A penalty kick at goal must be taken within 60 seconds (playing time) from the time that the team indicate their intention, once again there will be no additional time if a ball falls from the tee. A failure to comply will see the kicking disallowed and the opposition awarded a scrum.

Under the broad auspices of speeding up play, a player will concede a free kick if they are adjudged to be deliberately wasting time, the same sanction will apply to teams who dally unduly or go into a prolonged conclave ahead of forming a lineout.

Teams must be ready to form a scrum within 30 seconds of the mark being made by the referee, who may then punish any undue delay by awarding a freekick.

World Rugby director of rugby Phil Davies said: “World Rugby, member unions and competitions will work with broadcasters and match hosts to implement on-screen [stadia and broadcast] shot clocks for penalties and conversions to ensure referees, players and fans can view the countdown, mirroring what happens in the LNR and Sevens.”

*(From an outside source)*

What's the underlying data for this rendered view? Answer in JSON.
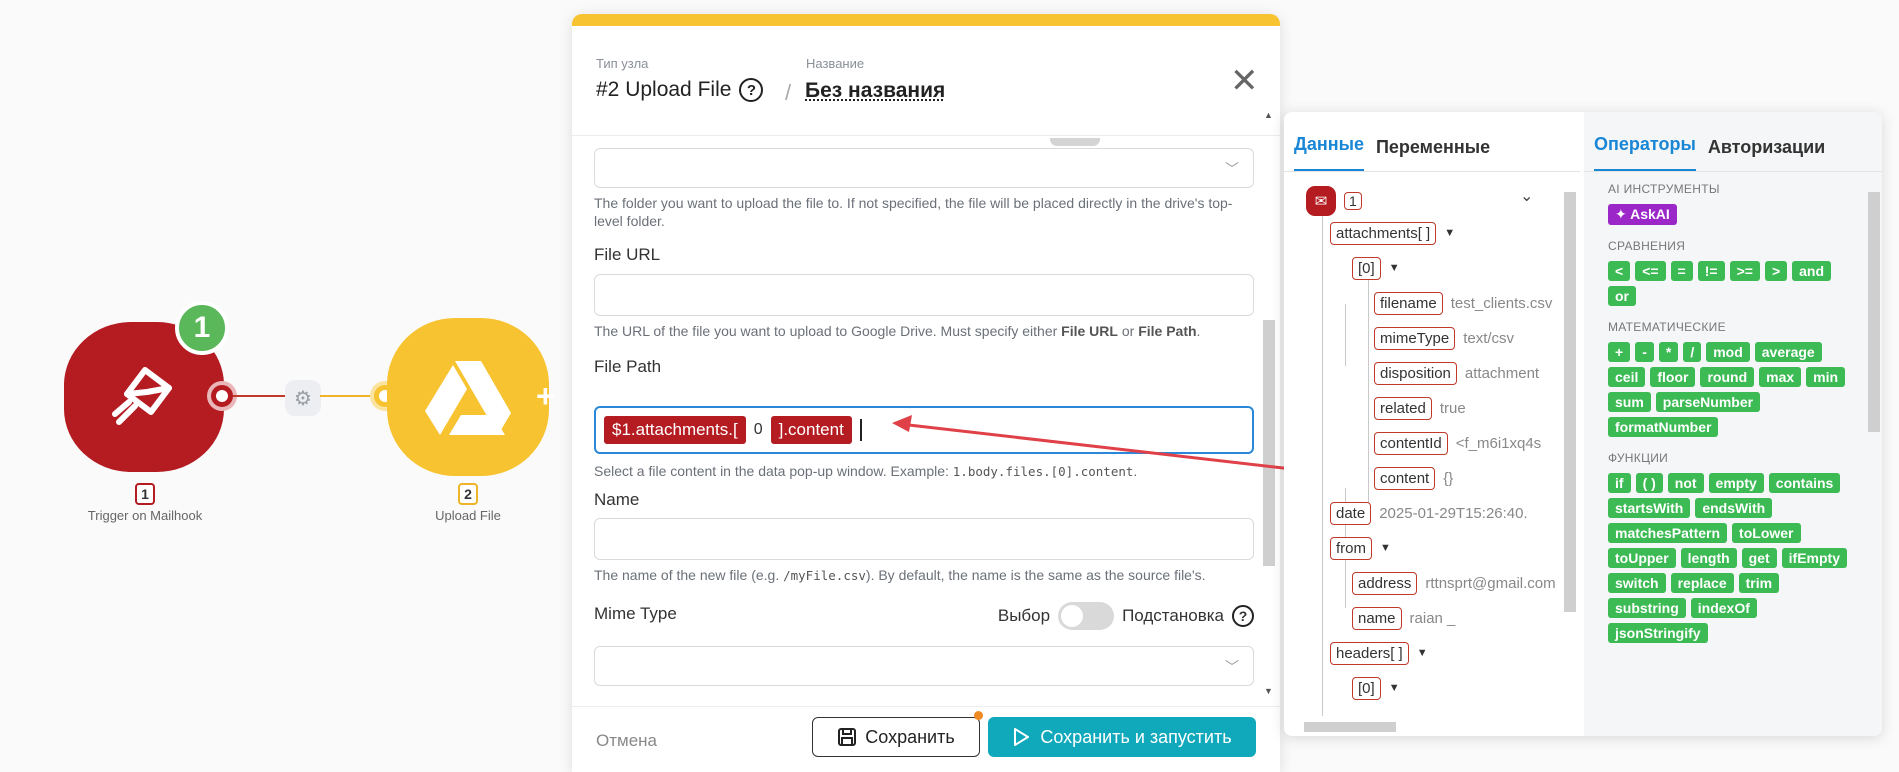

Davies added that the current protocol is aimed at identifying and ensuring clear and obvious offences are dealt with on-field, that some reviews are currently taking too long and that “the match official teams – led by the referee - should attempt to make speedier decisions and limit replays where not necessary.”

Two water carriers will be permitted on the pitch only after a try is scored. Under an umbrella heading of “penalising negative player actions,” referees have been asked to be strong on players being deliberately trapped in a ruck and in penalising the first arriving players who do not try and play the ball.

Referees have also been asked to be sharp in penalising players who put hands on the ground to support body weight, other than briefly to maintain balance and stability. Players must endeavour to stay on their feet at a ruck and also in a maul.

World Rugby also provided clarity on deliberate knocks-on, that “a player must not intentionally knock the ball forward with hand or arm [sanction, a penalty]. But it is not an intentional knock-on if, in the act of trying to catch the ball, the player knocks on provided that there was a reasonable expectation that the player could gain possession.

“Players must endeavour to catch the ball. Referees are asked to show good judgement when deciding if a player has a reasonable expectation of catching and gaining possession, and then in determining a sanction.”

So there you have it, a faster game, more ball in play time and a better spectacle, all on World Rugby’s wish list as the Six Nations begins this weekend.